We had time for that. We had time to stroll all the way back to 1620, when my ancestor boarded the Mayflower. We had all the time in the world. It was dreamlike, magical; we were leaning on either side of the counter in an empty post office lobby. Couldn't anything be possible on such a day? A small dragon entered briefly, but just to drop off a plate of cookies.

"Can you imagine doing that? Getting on a wooden boat and sailing to the new world? Do you think any of us would do anything that audacious today?" the clerk asked. Sasquatch poked his head in the door and asked for directions to the Department of Motor Vehicles.

"Or Ernest Shackleton!" she continued. She was a non-fiction buff. "Can you imagine trying to cross Antarctica and your ship's been crushed by ice and it's just you and the dogs and the scurvy and you're stranded on a floe for, like, over a year, and have to try to sail out in a tiny dinghy with a little bag of sandwiches? Honestly. I wonder if anyone alive today would dare to do such a thing."

"Sure we would. I mean, I'm not cut out for the South Pole, but I could see myself getting on a wagon and heading out west to parts unknown," I said, nibbling a cookie. "It's one thing to face guaranteed danger, and a whole other thing to get started on something that turns out to be dangerous once you're on the road." Take the Oregon Trail.

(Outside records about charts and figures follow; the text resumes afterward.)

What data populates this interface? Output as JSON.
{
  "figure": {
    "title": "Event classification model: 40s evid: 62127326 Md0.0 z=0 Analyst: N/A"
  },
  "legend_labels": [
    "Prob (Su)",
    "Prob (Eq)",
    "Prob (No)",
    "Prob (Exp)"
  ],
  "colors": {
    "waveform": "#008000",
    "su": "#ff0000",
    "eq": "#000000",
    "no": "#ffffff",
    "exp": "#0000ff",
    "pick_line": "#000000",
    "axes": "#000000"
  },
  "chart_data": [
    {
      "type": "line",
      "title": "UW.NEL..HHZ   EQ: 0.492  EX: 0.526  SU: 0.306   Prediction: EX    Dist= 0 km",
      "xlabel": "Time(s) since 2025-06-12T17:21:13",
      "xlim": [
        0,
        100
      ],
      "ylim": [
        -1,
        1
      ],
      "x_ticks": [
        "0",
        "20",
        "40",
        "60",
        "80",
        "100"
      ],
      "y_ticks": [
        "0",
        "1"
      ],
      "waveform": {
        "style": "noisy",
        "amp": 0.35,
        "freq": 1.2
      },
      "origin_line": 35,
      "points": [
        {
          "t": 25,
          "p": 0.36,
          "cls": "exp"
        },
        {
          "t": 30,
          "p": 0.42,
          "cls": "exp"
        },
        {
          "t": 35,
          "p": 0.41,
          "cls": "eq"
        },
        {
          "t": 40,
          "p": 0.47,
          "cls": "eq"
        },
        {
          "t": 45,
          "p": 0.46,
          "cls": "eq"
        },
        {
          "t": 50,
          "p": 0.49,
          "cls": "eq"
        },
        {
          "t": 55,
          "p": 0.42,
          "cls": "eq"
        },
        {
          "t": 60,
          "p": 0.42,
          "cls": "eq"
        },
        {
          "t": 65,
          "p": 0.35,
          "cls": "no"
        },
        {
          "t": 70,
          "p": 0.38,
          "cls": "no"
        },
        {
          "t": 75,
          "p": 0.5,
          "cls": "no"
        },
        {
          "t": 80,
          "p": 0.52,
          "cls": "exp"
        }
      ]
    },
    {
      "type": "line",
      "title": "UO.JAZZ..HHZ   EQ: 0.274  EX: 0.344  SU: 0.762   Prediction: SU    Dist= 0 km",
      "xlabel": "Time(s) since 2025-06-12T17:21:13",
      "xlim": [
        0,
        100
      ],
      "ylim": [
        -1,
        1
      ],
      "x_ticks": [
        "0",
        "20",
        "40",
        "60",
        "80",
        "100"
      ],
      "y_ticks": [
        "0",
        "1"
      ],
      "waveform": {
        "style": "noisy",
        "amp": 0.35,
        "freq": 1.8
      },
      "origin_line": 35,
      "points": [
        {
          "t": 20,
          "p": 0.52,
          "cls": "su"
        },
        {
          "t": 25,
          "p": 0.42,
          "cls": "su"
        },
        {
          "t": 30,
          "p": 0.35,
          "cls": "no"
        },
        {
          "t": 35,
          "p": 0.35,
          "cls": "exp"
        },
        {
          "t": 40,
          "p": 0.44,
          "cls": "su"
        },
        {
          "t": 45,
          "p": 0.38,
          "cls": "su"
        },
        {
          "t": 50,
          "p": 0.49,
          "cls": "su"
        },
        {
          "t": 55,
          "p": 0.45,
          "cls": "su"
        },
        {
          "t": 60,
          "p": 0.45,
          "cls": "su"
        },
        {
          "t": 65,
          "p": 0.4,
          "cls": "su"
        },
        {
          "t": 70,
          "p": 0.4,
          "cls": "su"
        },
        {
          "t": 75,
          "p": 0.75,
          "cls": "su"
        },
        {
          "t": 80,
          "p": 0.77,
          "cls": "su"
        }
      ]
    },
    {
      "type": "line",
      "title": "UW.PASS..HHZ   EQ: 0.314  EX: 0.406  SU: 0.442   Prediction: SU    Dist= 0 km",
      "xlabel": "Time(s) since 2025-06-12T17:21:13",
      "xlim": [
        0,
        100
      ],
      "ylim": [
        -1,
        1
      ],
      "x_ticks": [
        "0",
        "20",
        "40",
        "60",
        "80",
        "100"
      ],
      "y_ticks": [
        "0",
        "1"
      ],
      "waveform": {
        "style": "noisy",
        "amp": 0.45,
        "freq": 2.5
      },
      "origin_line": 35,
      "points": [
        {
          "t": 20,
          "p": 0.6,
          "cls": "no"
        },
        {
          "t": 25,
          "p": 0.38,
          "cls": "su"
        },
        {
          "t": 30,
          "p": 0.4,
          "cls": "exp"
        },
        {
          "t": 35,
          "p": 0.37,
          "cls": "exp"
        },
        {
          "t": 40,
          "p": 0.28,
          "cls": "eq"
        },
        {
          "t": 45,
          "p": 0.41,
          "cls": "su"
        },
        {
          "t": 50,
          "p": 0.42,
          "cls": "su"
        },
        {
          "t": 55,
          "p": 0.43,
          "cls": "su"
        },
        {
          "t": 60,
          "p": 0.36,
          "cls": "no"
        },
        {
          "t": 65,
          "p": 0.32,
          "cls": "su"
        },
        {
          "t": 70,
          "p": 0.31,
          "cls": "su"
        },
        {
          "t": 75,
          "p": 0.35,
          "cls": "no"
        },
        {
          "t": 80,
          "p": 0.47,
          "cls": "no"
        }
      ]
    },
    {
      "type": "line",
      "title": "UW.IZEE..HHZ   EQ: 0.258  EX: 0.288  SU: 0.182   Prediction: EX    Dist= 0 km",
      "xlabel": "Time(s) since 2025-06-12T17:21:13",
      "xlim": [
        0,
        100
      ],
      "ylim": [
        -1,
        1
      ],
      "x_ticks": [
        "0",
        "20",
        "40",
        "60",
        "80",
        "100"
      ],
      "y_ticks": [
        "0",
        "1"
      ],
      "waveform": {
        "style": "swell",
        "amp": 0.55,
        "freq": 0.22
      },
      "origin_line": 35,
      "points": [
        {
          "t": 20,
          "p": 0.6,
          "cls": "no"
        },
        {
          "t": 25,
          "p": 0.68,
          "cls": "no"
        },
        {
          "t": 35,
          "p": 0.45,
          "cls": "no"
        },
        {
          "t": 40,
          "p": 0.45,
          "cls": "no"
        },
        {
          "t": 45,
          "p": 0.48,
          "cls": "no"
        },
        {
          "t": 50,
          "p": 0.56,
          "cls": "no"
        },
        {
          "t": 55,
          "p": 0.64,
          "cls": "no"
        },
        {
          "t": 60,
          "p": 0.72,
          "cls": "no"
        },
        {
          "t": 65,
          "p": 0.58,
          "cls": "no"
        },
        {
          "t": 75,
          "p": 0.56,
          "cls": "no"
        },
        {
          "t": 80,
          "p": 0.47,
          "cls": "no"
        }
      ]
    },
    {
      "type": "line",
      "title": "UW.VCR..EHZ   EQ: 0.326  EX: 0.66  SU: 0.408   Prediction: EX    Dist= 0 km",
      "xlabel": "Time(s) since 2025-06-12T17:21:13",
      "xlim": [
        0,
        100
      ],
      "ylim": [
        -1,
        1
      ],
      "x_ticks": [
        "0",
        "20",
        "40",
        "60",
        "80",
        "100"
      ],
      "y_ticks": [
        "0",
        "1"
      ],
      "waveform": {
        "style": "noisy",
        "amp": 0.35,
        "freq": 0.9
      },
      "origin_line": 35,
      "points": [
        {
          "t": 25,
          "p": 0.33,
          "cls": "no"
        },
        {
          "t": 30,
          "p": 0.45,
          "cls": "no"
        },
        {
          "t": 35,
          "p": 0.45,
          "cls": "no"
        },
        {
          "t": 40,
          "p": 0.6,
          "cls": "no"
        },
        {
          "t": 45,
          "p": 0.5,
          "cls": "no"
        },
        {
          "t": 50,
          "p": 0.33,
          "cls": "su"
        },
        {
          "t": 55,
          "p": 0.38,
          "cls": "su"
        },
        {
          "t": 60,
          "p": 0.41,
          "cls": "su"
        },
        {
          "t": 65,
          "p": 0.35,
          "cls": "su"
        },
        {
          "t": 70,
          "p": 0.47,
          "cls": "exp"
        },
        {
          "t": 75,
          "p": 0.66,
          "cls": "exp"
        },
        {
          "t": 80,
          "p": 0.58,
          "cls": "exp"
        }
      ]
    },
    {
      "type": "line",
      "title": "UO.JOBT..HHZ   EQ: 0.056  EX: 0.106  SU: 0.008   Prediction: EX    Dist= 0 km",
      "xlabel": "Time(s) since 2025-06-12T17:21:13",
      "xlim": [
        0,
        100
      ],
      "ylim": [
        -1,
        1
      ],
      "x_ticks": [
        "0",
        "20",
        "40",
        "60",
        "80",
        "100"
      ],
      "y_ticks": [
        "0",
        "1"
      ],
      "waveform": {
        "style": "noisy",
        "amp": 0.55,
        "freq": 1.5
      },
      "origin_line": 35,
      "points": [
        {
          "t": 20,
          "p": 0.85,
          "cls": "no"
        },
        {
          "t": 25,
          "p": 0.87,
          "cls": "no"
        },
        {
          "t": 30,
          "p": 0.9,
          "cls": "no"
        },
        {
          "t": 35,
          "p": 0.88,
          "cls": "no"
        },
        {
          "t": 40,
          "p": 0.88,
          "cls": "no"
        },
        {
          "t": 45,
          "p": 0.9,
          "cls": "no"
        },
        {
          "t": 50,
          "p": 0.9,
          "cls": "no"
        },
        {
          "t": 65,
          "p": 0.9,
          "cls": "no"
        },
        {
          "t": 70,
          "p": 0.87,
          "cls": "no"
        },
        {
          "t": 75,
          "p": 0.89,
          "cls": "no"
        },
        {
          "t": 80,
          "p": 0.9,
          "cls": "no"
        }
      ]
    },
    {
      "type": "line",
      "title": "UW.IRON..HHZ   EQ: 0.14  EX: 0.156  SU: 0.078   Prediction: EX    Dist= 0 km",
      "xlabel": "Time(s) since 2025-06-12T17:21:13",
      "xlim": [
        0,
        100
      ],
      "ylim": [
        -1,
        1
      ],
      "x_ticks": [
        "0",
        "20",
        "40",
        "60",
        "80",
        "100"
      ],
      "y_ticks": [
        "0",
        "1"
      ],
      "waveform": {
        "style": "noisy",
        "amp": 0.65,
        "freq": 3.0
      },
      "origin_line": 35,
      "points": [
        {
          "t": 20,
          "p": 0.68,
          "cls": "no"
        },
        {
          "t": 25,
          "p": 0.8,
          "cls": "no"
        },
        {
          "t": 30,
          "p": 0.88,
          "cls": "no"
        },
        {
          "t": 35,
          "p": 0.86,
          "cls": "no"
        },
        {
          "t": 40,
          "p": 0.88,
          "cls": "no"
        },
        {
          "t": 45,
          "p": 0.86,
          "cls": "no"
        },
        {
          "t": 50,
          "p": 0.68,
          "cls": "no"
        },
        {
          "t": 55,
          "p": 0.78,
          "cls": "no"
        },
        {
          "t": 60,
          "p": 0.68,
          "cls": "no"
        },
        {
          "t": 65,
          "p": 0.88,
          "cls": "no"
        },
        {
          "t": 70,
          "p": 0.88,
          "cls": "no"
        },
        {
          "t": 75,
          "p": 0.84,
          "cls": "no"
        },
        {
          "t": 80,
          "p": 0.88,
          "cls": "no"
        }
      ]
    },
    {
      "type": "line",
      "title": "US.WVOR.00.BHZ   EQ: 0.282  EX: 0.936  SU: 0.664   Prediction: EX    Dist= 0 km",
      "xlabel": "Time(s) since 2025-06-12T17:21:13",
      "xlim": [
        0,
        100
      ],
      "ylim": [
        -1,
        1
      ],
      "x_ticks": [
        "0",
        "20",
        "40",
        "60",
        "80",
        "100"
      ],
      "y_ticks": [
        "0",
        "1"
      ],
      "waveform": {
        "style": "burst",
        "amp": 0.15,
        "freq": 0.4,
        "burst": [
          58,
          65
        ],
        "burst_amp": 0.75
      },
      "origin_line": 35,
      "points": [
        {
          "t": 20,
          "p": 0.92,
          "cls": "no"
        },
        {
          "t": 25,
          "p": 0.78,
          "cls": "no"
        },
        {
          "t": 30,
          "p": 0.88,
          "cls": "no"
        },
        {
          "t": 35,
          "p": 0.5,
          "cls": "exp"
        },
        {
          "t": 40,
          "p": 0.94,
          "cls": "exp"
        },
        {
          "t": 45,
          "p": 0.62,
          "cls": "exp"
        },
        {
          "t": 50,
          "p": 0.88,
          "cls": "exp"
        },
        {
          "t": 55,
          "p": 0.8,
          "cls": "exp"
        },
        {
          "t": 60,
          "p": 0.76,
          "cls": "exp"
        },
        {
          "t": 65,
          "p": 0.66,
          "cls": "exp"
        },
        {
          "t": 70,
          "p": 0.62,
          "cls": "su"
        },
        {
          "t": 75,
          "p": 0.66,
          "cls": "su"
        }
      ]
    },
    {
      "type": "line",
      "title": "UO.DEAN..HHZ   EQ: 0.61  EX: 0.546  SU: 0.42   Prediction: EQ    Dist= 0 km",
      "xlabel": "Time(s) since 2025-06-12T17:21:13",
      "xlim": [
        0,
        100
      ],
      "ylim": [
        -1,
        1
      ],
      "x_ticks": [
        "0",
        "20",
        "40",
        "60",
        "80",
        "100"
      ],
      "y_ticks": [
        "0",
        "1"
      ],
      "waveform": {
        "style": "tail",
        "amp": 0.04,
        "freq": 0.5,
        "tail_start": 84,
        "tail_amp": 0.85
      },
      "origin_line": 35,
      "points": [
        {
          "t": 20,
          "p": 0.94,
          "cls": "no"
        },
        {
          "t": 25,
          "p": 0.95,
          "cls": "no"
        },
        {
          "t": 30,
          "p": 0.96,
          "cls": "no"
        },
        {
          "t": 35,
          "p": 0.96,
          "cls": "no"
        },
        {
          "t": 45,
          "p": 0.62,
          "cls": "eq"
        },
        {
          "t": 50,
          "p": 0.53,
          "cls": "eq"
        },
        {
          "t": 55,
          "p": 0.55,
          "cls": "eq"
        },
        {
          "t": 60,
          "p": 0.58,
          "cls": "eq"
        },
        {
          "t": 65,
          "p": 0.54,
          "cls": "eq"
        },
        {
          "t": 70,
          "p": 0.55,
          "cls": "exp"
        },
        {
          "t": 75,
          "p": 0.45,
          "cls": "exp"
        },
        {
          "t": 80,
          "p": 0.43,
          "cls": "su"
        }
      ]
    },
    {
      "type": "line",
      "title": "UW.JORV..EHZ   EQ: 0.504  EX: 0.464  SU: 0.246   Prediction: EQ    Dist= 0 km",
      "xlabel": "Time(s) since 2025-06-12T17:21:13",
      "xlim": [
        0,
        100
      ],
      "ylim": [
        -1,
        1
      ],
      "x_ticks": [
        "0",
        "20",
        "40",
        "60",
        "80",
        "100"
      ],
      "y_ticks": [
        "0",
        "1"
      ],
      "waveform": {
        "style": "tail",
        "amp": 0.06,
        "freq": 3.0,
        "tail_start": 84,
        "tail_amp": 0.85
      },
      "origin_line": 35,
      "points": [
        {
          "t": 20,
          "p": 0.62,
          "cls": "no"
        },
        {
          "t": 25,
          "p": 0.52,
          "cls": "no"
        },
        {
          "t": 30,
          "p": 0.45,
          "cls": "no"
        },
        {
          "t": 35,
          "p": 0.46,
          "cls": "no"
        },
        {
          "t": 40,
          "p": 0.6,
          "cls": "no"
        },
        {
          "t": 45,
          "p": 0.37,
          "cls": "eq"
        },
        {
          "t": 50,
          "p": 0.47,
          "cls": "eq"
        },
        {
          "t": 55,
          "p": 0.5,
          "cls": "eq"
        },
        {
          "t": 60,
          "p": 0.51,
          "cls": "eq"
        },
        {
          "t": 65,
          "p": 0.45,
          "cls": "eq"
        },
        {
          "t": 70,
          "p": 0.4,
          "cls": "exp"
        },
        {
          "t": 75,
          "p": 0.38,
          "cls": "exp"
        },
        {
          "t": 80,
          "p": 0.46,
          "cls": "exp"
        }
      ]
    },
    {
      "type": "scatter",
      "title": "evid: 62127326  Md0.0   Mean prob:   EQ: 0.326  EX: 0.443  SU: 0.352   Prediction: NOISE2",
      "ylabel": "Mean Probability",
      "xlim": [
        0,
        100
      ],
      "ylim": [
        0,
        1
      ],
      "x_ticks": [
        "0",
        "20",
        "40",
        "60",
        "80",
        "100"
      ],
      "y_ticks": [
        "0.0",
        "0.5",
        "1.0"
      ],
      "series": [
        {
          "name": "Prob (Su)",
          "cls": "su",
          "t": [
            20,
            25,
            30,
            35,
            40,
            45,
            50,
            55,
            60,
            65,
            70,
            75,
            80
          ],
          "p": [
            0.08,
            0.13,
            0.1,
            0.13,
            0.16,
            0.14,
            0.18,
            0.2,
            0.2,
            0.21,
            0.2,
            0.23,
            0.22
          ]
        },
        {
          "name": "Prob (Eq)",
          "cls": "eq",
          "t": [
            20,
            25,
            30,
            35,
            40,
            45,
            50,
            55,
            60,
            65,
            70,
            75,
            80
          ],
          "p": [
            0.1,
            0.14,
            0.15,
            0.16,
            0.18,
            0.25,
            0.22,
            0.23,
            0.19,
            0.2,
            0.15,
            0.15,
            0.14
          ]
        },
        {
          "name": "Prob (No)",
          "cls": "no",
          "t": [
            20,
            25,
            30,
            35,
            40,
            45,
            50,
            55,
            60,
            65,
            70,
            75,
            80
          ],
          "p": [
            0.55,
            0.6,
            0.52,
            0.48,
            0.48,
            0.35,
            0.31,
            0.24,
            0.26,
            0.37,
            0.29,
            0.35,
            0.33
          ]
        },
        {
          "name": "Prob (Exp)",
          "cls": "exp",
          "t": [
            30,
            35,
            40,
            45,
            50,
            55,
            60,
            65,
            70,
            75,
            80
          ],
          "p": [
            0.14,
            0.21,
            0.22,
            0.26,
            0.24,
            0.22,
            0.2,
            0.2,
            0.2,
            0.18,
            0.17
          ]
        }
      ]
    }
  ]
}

You're already starving, and you think things could only be better somewhere else. You're going to give it a whirl. It's not like anyone is sending postcards back from Donner Pass. Miss you! Wish you were here. You little fatty.

I considered her original question. Sure, I could get on the Mayflower. All your friends are getting on the Mayflower. You can't wait to get away from your home town, and there might be cute boys in the new world. It's not like someone is offering you three months of nausea and rats followed by winter and a protracted death, and you're thinking sign me up.

"I guess," she said, stretching her back against the postage meter machine, as a trio of fairies flew over the stamps display and vanished in a swirl of sparkle dust. "But think about it. We're getting to the point now where Shackleton could probably waltz over to the South Pole in his bunny slippers, but most of us aren't even willing to make a single sacrifice to combat climate change. It just doesn't seem like anyone does anything truly brave anymore. We're all set in our ways, too used to our own comfort." She scratched her back with the mailing tube. "Bra strap," she explained, grimacing.

"Horrible. And those little tags in the back of your shirt? The worst."

"I know, right?"

"Anyway, I t hink you're selling people short. Those pioneers were no braver than we are," I said. I can't sing in public without breaking into the trembles. I jump a foot whenever my cell phone goes off in my pocket; it might as well be a moisture alarm. "We've still got what it takes. It's just that there aren't as many unknowns anymore."

"I guess. Do you think it takes more courage to face the unknown, or a known danger?"

"Known danger. Definitely. That's the only difference. Maybe we wouldn't jump out of a balloon at the edge of space, but we'd totally follow a wagon train across the mountains if that was the thing to do." Fifteen minutes earlier, while I was walking to the post office, a nesting songbird dive-bombed my head for two blocks. As soon as I get home, I'll have to change my shorts.

"Maybe you're right. Maybe sometimes all courage is about is just deciding to start something, and then the rest takes care of itself."

"You know it. Shoot, yeah, I'd get in that Mayflower. Heck," I said, pointing at the mailing tube, "it's in my blood!"

I won't pass a tractor on a two-lane road.